I realize I didn't explained the example I joined:

(I also realize that Parent.__tablename__ is named 'entity', don't be confused)

class definitions:
class Parent(Base):
    __tablename__ = 'entity'
    __mapper_args__ = {'polymorphic_on': 'entity_type',
                      'with_polymorphic': '*',
                       }
    entity_type =  Column('entity_type', String(1000), nullable=True)

    id = Column('id', Integer(), primary_key=True)
    name =  Column('name', String(1000), default=u'')
    updated_at = Column(sa.DateTime,
                        default=datetime.utcnow,
                        onupdate=datetime.utcnow)


class Child(Parent):
    __tablename__ = 'child'
    __mapper_args__ = {'polymorphic_identity': 'Child'}
    id = Column(Integer,
                ForeignKey('entity.id', name='fk_inherited_entity_id'),
                primary_key=True)

    text = Column('text', String(1000), default=u'')

When run() is executed:

   obj = Child()
    session.add(obj)
    session.commit()

SQL emitted:
INSERT INTO entity (entity_type, name, updated_at) VALUES (?, ?, ?)
('Child', u'', '2013-11-08 10:27:18.886677')
INSERT INTO child (id, text) VALUES (?, ?)
(1, u'')
COMMIT

I change only one of Child's attributes:
obj.text = 'some text'
    session.commit()

SQL:
UPDATE child SET text=? WHERE child.id = ?
('some text', 1)
COMMIT

-> updated_at on table entity is not changed, so obj.updated_at is left untouched: don't want that.

But if I also change "name" (defined on Parent)
    obj.name = u'test'
    obj.text = 'some text'
    session.commit()

SQL:
UPDATE entity SET name=?, updated_at=? WHERE entity.id = ?
(u'test', '2013-11-08 10:27:18.891200', 1)
UPDATE child SET text=? WHERE child.id = ?
('some text', 1)
COMMIT

obj.updated_at is changed.


Le vendredi 8 novembre 2013 12:09:13 UTC+1, Richard Gerd Kuesters a écrit :

    I think the code is correct and is behaving correctly also --
    since you update just the child, the parent isn't touched (it
    already has data and was not changed in this session).

    What you could do is add an update event to your Child object:


    *def update_child(mapper, connection, target):**
    **    # target is your child updated**
    **    target.parent.updated_at = datetime.datetime.now()  #
    assuming you have mapped parent as a backref object or something**
    **    object_session(target).commit()**
    **
    **event.listen(Child, 'after_update', update_child)**
    *

    If you want the same after an insert or delete, you should declare
    other events[1] as well.

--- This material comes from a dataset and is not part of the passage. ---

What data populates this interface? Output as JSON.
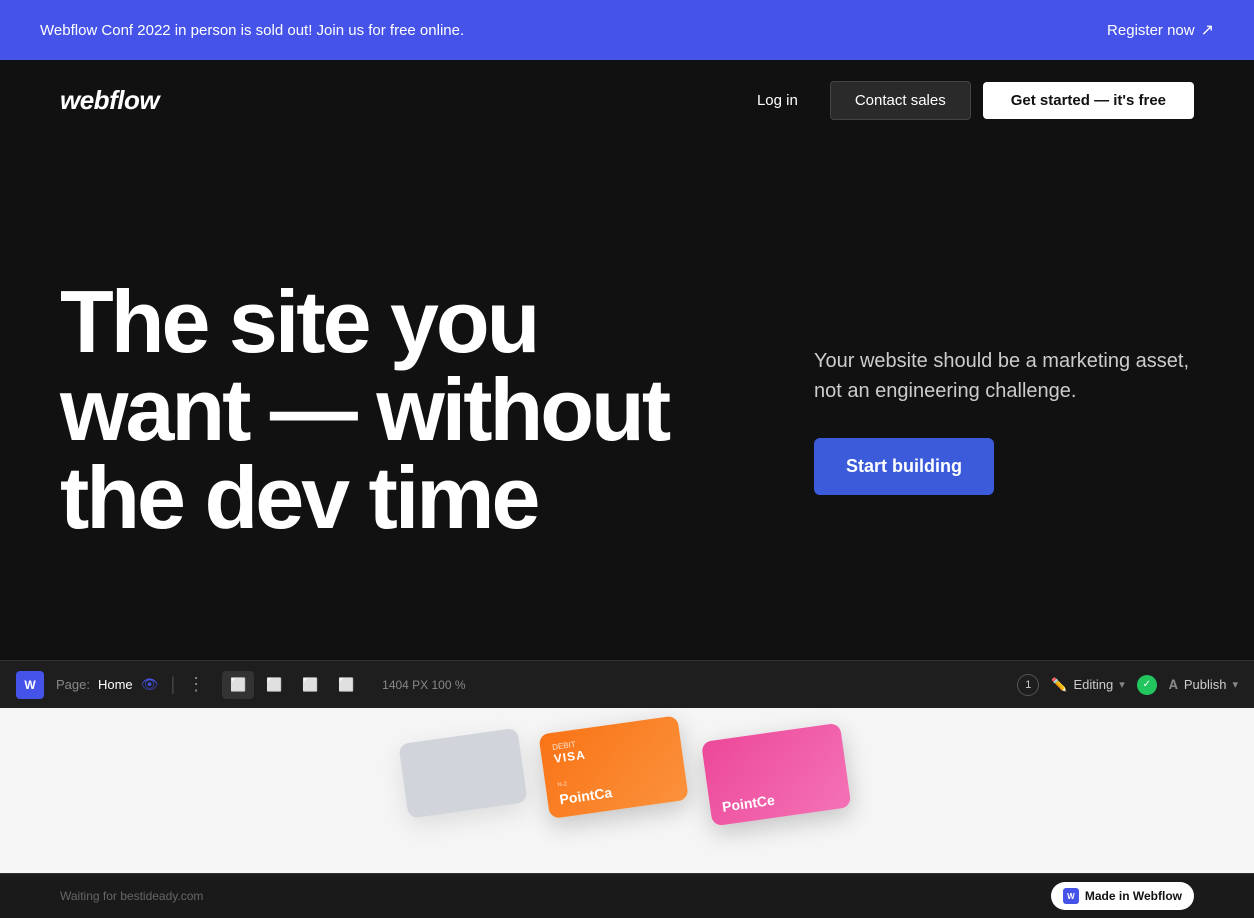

I think there might be other ways to do
    that, but I usually use events for its flexibility.

    You can also use before_update to use the same session.commit()

    [1] http://docs.sqlalchemy.org/en/rel_0_8/orm/events.html
    <http://docs.sqlalchemy.org/en/rel_0_8/orm/events.html>

    Best regards,
    Richard.

    On 11/08/2013 08:38 AM, Bertrand Mathieu wrote:
    Hi,

    I have a set up class inheritance using joined table inheritance.
    I'm using sqlalchemy 0.8.2.

    The Parent class has a DateTime attribute "updated_at", with
    onupdate=datetime.utcnow.

    If I update only one of the Child's attributes, only "child"
    table is updated, parent.updated_at is not changed. If I change
    one of the Parent's attributes, then updated_at is updated as
    expected.

    Here's my questions:
    1) Am I missing something in my setup? is it normal or is it a bug?
    2) If this is normal, what is the right way to tell session that
    "parent.updated_at" should be modified too?